Always calling mom during spats can backfire on marriage
My husband likes to tell his mother everything. If we have an argument, he will call her immediately to tell her all about it. I feel like the things that go on in our marriage should be private and I don’t feel comfortable with his family knowing all about our ins and outs. Should I be bothered by this?
You’re husband clearly has a strong bond with his mother and values her opinions.
Although your husband may be dependent on his mother to be a sounding board and a shoulder to lean on when your marital relationship is strained, it can cause major backfires in your marriage.
When he has the need to spew out his frustrations against you, it may feel like a load off for him, but the reality is that these negative rants can cause the people he unloads on to be protective and fail to see that there are two sides to the situation. Support and empathy may be all he is after when he talks to his mother about your issues and he may even receive advice that feels supportive and rewarding to his feelings, but meanwhile you may be feeling betrayed and misunderstood.

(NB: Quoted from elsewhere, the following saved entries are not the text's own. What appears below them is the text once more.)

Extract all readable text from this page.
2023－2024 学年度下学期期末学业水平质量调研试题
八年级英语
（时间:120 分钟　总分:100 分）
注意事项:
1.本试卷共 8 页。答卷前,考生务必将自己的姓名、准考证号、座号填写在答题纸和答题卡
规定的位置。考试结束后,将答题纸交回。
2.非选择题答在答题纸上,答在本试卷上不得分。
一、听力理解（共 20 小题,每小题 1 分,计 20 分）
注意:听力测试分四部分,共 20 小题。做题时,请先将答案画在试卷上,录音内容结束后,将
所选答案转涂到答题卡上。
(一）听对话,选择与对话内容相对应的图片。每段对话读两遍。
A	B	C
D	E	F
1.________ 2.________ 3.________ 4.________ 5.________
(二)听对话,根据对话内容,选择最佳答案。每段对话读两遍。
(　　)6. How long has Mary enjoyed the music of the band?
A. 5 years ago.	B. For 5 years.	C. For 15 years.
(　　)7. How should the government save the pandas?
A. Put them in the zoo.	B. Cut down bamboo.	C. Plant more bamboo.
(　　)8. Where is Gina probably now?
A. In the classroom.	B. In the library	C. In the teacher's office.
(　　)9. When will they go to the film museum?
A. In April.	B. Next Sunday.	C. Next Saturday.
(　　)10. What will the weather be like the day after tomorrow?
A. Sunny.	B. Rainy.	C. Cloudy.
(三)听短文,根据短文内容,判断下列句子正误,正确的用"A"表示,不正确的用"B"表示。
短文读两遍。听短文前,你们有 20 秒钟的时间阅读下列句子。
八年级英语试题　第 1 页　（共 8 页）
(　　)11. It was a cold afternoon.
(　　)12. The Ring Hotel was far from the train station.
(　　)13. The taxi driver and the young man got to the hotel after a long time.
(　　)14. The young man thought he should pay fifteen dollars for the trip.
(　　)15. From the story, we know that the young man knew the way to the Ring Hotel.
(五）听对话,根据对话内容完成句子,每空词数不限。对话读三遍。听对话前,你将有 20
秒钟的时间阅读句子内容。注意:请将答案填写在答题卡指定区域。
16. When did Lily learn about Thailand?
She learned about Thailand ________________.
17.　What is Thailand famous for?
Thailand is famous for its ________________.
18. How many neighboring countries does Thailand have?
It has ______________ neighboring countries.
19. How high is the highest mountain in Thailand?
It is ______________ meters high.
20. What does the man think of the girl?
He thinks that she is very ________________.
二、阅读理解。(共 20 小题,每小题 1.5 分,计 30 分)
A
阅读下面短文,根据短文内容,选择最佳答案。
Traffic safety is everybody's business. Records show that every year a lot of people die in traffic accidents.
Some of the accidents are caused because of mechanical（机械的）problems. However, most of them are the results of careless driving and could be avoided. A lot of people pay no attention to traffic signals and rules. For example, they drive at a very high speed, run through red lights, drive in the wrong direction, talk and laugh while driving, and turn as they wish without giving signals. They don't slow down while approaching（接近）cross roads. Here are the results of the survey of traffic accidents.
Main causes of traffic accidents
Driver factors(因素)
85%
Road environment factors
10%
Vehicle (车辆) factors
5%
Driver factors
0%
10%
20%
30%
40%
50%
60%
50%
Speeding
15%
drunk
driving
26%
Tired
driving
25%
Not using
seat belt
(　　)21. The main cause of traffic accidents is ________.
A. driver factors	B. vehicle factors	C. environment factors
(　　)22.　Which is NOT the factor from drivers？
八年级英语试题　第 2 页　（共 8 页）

As marital issues go up and down for couples, the negative times may be the only times that family and friends may hear about. This creates opinions in those not in the relationship to assume that nothing good happens in your marriage and unhappiness is the major emotion felt. This can cause family to feel fed up and may even advise someone to get out of the marriage.
The loyalty blinds family from understanding the context in which the marital problems have developed over time. Things get more complicated if a couple decides to work on their relationship and feelings for one another begin to warm up again. As things get better, and those positives are shared with family, they may not be convinced. They’re frustrated and angry because they’ve been the emotional support through the hard times.
Family members, no matter how close, will never have the full picture of the dynamics between two people, and they do not share the same deep feelings for the other person, especially if they have heard nothing but flaws about the partner for some time.
So, here’s some advice.
Since your husband is close with his mother, he will want to discuss your marriage with her. He needs to understand that when he does this, she will naturally take his side. The more information shared about your “wrongdoings,” the more she will object to the relationship. He should sense when his mother is becoming biased, and limit his complaints.
And ask your husband to share with his mother all of the good things about you and the marriage that he can.